PublisherNo Exit Press
Date Published10 December 2020
Price£ 8.99


by Michael Farris Smith

The dying rural backwater of Red Bluff, Mississippi, is briefly awoken from its slumber when new arrivals appear in town and locals go missing in the sinister nearby blackwood.


This is the latest in a line of novels by Michael Farris Smith featuring damaged characters in poor, out-of-the-way American towns. A brief opening chapter describes an episode in which a young boy, Colburn, witnesses his father’s suicide. The book proper is set in 1976, 20 years later, when Colburn returns to Red Bluff seeking some kind of resolution of the anger and pain he feels about the hand life has dealt him.

At the same time, a man, a woman and a teenage boy arrive in town in a car which can take them no further. The three are almost feral, stealing and scavenging off the meagre pickings available from the back of the stores in town before setting up camp under the dense cover of a blanket of kudzu which has overgrown the valley outside of town.

Myer, the sheriff, notes the arrival of these newcomers and ponders what action he should take, but in the end allows events to take their course. As is the way in small towns, there is plenty of gossip. Colburn takes advantage of one of the empty stores offered to weld metal sculptures, but locals view him through the prism of his history and only Celia, who runs the bar, shows any sort of sympathy or understanding.

Meanwhile, the other newcomers quickly lose what minimal cohesion they brought with them. The boy shows signs of responding to Celia’s kindness, but is so badly educated he is barely able to communicate. The woman is tortured by thoughts of a baby the man forced her to abandon in their travels. The man starts to lose his grip on reality entirely and begins to hear voices. When people go missing, it looks as if there is something nasty operating in the blackwood, and events amply vindicate the locals’ worst nightmares.

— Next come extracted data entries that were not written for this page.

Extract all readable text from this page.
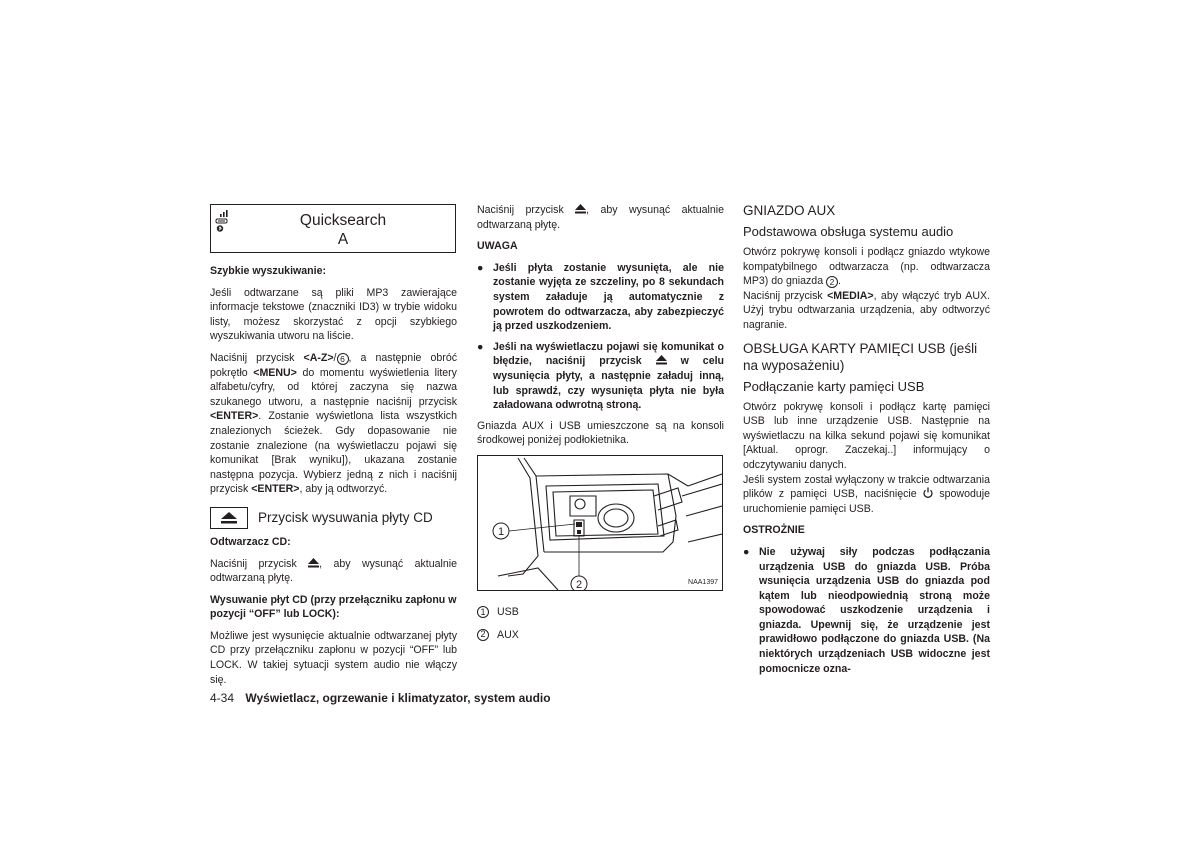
Quicksearch
A
Szybkie wyszukiwanie:

Jeśli odtwarzane są pliki MP3 zawierające informacje tekstowe (znaczniki ID3) w trybie widoku listy, możesz skorzystać z opcji szybkiego wyszukiwania utworu na liście.

Naciśnij przycisk <A-Z>/ 6 , a następnie obróć pokrętło <MENU> do momentu wyświetlenia litery alfabetu/cyfry, od której zaczyna się nazwa szukanego utworu, a następnie naciśnij przycisk <ENTER>. Zostanie wyświetlona lista wszystkich znalezionych ścieżek. Gdy dopasowanie nie zostanie znalezione (na wyświetlaczu pojawi się komunikat [Brak wyniku]), ukazana zostanie następna pozycja. Wybierz jedną z nich i naciśnij przycisk <ENTER>, aby ją odtworzyć.

Przycisk wysuwania płyty CD
Odtwarzacz CD:

Naciśnij przycisk , aby wysunąć aktualnie odtwarzaną płytę.

Wysuwanie płyt CD (przy przełączniku zapłonu w pozycji “OFF” lub LOCK):

Możliwe jest wysunięcie aktualnie odtwarzanej płyty CD przy przełączniku zapłonu w pozycji “OFF” lub LOCK. W takiej sytuacji system audio nie włączy się.

Naciśnij przycisk , aby wysunąć aktualnie odtwarzaną płytę.

UWAGA
● Jeśli płyta zostanie wysunięta, ale nie zostanie wyjęta ze szczeliny, po 8 sekundach system załaduje ją automatycznie z powrotem do odtwarzacza, aby zabezpieczyć ją przed uszkodzeniem.
● Jeśli na wyświetlaczu pojawi się komunikat o błędzie, naciśnij przycisk  w celu wysunięcia płyty, a następnie załaduj inną, lub sprawdź, czy wysunięta płyta nie była załadowana odwrotną stroną.

Gniazda AUX i USB umieszczone są na konsoli środkowej poniżej podłokietnika.

1
2	NAA1397
1	USB
2	AUX
GNIAZDO AUX
Podstawowa obsługa systemu audio

Otwórz pokrywę konsoli i podłącz gniazdo wtykowe kompatybilnego odtwarzacza (np. odtwarzacza MP3) do gniazda 2 .

Naciśnij przycisk <MEDIA>, aby włączyć tryb AUX. Użyj trybu odtwarzania urządzenia, aby odtworzyć nagranie.

OBSŁUGA KARTY PAMIĘCI USB (jeśli na wyposażeniu)
Podłączanie karty pamięci USB

Otwórz pokrywę konsoli i podłącz kartę pamięci USB lub inne urządzenie USB. Następnie na wyświetlaczu na kilka sekund pojawi się komunikat [Aktual. oprogr. Zaczekaj..] informujący o odczytywaniu danych.

Jeśli system został wyłączony w trakcie odtwarzania plików z pamięci USB, naciśnięcie  spowoduje uruchomienie pamięci USB.

OSTROŻNIE
● Nie używaj siły podczas podłączania urządzenia USB do gniazda USB. Próba wsunięcia urządzenia USB do gniazda pod kątem lub nieodpowiednią stroną może spowodować uszkodzenie urządzenia i gniazda. Upewnij się, że urządzenie jest prawidłowo podłączone do gniazda USB. (Na niektórych urządzeniach USB widoczne jest pomocnicze ozna-
4-34 Wyświetlacz, ogrzewanie i klimatyzator, system audio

It is difficult to envisage Smith’s stories in any other country than the USA; aggressive individualism seems to leave space for appalling failures in families and in the care of children in particular. Of course his protagonists are clearly exceptional, but the writing certainly brings them to life and imbues the stories with a sort of raw truth about people who fall into cracks in the pattern of the supposedly ordered society around them.

The blackwood, the kudzu-choked valley, is also depicted convincingly enough to explain how local fears about ghosts and belief in the benefits of incantations in various forms can arise. The author’s prose, at times almost lyrical, skilfully builds up a powerful atmosphere which acts as a counterpoint to the dark picture of human tragedy played out within it.